Die von der künftigen Bundesregierung auf den Weg gebrachte Impfpflicht in Kranken- und Pflegeeinrichtungen stößt in der Branche auf Zustimmung. Sie wird aber in Einzelfällen als unpraktikabel oder als nicht ausreichend bewertet. Einige Pflegevertreter, etwa der Diakonieverband, machen sich daher für eine allgemeine Impfpflicht stark. Über die Gesetzesänderung hat am Dienstag der Bundestag in erster Lesung debattiert. Die Novelle von SPD, Grünen und FDP zum Infektionsschutzgesetz sieht vor, dass Beschäftigte von Kliniken, Heimen, Praxen, Rettungsdiensten oder Geburtshäusern bis zum 15. März 2022 einen Corona-Impf- oder Genesenen-Nachweis vorlegen müssen. Möglich ist auch ein Attest, dass sie nicht geimpft werden können. Das Robert-Koch-Institut hatte in der vergangenen Meldewoche knapp 3000 Infektionen in den Einrichtungen gemeldet.
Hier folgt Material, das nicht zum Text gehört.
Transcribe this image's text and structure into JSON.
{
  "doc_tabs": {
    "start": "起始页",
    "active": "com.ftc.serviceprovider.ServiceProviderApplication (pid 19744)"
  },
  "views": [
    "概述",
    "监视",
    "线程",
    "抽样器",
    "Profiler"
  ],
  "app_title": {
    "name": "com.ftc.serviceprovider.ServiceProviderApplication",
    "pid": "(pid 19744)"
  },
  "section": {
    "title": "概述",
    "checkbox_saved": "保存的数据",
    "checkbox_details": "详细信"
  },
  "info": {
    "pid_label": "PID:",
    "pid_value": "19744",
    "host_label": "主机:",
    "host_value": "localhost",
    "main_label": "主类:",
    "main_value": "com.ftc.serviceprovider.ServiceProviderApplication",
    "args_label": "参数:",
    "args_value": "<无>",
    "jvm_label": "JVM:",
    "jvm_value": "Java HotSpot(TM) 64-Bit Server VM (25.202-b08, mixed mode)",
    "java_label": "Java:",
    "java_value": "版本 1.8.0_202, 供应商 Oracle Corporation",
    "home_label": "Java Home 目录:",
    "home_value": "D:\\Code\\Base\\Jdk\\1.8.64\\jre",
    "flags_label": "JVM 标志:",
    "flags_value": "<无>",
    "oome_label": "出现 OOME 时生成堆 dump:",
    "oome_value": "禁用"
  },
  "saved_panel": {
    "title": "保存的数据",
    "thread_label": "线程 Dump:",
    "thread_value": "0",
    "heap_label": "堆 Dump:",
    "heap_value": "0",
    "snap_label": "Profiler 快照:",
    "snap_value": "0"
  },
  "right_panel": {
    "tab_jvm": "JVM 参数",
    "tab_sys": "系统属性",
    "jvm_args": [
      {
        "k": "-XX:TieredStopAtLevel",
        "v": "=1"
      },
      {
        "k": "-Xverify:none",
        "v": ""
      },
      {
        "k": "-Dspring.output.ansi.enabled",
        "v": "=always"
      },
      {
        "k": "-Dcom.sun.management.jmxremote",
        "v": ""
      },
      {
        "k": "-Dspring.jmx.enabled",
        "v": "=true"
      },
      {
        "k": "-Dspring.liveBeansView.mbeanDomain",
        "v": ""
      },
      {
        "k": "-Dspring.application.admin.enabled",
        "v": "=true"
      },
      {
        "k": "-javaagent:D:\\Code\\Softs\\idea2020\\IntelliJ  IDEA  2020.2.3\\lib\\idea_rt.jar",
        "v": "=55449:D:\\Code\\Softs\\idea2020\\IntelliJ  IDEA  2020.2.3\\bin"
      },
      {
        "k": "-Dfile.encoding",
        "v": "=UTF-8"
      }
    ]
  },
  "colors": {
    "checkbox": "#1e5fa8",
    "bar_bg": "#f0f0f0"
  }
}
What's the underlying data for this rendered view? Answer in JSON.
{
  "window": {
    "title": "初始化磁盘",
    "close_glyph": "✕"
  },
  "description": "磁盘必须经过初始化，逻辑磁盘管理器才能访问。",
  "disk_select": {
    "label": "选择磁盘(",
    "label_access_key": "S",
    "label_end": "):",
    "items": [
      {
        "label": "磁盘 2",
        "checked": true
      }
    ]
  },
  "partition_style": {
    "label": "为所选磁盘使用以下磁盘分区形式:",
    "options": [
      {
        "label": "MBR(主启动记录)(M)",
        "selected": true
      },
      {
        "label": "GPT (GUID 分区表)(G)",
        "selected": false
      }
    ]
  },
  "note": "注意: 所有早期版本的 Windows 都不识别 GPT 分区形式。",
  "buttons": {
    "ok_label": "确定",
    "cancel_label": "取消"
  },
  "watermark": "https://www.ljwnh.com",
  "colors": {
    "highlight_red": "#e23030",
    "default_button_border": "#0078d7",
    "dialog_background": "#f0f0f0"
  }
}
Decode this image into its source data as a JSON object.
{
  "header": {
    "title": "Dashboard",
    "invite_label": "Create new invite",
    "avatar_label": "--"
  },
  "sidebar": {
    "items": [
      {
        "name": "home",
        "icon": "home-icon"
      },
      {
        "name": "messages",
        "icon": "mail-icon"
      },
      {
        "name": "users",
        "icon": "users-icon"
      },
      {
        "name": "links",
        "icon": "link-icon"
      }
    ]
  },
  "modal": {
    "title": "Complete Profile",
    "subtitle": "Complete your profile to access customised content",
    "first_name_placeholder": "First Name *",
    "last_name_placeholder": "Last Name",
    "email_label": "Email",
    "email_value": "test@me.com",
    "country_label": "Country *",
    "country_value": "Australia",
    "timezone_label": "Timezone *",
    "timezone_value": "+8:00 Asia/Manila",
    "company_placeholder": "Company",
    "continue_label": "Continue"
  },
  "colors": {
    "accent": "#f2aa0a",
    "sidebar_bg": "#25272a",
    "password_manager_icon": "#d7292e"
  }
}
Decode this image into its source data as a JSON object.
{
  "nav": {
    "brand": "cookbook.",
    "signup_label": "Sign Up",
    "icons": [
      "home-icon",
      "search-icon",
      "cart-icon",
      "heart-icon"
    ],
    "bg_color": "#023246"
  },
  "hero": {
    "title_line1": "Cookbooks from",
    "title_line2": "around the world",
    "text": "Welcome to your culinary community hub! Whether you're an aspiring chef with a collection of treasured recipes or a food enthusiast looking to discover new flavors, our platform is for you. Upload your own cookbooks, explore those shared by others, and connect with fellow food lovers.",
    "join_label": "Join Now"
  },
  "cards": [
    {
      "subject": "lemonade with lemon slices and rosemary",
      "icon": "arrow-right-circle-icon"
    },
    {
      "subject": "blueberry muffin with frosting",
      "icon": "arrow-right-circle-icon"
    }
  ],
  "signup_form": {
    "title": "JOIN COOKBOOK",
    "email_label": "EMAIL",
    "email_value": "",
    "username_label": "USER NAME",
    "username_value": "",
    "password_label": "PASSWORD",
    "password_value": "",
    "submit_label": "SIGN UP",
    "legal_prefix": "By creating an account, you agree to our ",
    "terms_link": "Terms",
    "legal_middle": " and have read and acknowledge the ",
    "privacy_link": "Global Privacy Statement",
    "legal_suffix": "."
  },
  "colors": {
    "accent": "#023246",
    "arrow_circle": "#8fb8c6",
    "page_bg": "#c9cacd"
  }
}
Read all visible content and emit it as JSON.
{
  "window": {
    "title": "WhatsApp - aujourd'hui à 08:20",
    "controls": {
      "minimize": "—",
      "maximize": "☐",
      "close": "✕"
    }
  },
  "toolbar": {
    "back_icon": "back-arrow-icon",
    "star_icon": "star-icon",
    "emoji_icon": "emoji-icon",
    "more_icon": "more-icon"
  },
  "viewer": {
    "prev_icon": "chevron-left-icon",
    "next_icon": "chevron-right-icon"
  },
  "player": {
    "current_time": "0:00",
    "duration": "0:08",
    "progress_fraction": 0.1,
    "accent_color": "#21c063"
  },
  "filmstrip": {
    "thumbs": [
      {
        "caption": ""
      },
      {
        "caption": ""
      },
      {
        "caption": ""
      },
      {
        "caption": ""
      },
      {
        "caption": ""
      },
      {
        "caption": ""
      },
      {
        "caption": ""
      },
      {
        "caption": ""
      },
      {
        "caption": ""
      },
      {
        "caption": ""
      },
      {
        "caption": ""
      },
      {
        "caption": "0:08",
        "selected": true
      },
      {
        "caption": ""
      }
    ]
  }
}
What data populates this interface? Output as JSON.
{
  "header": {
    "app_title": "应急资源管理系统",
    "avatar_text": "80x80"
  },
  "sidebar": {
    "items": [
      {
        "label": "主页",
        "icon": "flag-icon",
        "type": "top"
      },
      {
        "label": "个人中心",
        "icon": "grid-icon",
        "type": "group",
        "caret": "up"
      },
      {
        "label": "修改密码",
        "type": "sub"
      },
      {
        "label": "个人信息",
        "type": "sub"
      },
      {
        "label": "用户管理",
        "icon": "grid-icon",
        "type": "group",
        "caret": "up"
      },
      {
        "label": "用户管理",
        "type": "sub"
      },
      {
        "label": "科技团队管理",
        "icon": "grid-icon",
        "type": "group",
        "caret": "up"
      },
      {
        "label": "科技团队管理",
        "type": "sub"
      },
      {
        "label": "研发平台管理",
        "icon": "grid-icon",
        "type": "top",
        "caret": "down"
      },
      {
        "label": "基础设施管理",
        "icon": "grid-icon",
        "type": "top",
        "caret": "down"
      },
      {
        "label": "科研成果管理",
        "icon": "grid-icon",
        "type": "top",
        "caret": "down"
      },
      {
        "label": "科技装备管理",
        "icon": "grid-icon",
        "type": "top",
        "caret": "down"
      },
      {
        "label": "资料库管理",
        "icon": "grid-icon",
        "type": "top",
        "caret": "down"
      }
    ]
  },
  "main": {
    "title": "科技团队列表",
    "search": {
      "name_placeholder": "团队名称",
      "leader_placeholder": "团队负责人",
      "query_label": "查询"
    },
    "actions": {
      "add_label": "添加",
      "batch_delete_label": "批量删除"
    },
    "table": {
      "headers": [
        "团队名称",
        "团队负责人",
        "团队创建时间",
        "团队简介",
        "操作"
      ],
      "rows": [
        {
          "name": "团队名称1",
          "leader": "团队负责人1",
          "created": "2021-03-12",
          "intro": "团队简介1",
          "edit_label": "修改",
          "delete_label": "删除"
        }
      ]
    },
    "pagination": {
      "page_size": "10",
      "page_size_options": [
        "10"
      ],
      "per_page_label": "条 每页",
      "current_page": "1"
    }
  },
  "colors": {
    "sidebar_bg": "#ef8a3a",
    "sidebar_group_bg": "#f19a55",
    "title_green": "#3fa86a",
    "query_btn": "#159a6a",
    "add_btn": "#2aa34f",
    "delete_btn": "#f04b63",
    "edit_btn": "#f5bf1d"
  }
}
Der Deutsche Pflegerat will die Pflicht ausweiten. „Wenn wir den höchstmöglichen Schutz wollen, und den wollen wir, dann muss jeder und jede geimpft sein, der oder die durch die Tür tritt. Und zwar sowohl in den Pflegeheimen als auch in den Krankenhäusern“, sagte Pflegeratspräsidentin Christine Vogler der F.A.Z. Niemand spreche über die Pflegebedürftigen, über die Patienten, über die Besucher oder Lieferanten. „Aber natürlich geht auch von denen eine potentielle Gefahr aus, also müssen auch sie einen Immunitätsnachweis haben“, so Vogler. Auf die Frage, ob sie sich eine allgemeine Impfpflicht wünsche, sagte sie: „Als Privatperson bin ich dafür, als Pflegeratspräsidentin sagte ich, dass es eine gesamtgesellschaftliche Verantwortung gibt, seine Mitmenschen über die Impfung zu schützen.“

Impfquote in der Pflege muss höher sein

Die Diakonie, einer der größten Träger von Pflegeheimen, begrüßt, dass es eine einrichtungsbezogene Impflicht geben wird und keine für bestimmte Berufsgruppen allein, etwa für Pflegefachkräfte. Noch besser aber wäre ein allgemeine Impfpflicht, sagte eine Sprecherin. Die Frist bis Mitte März sei sinnvoll, da bis dahin alle Mitarbeiter die Chance auf einen Schutz erhielten. Für verbesserungswürdig hält der Verband die Vorschrift, dass die Beschäftigten ihre Nachweise der Leitung des jeweiligen Unternehmens vorlegen müssten. Zweckmäßiger wäre es, die Gesundheitsämter übernähmen die Prüfung, „da es sich hierbei um eine hoheitliche Aufgabe handelt“.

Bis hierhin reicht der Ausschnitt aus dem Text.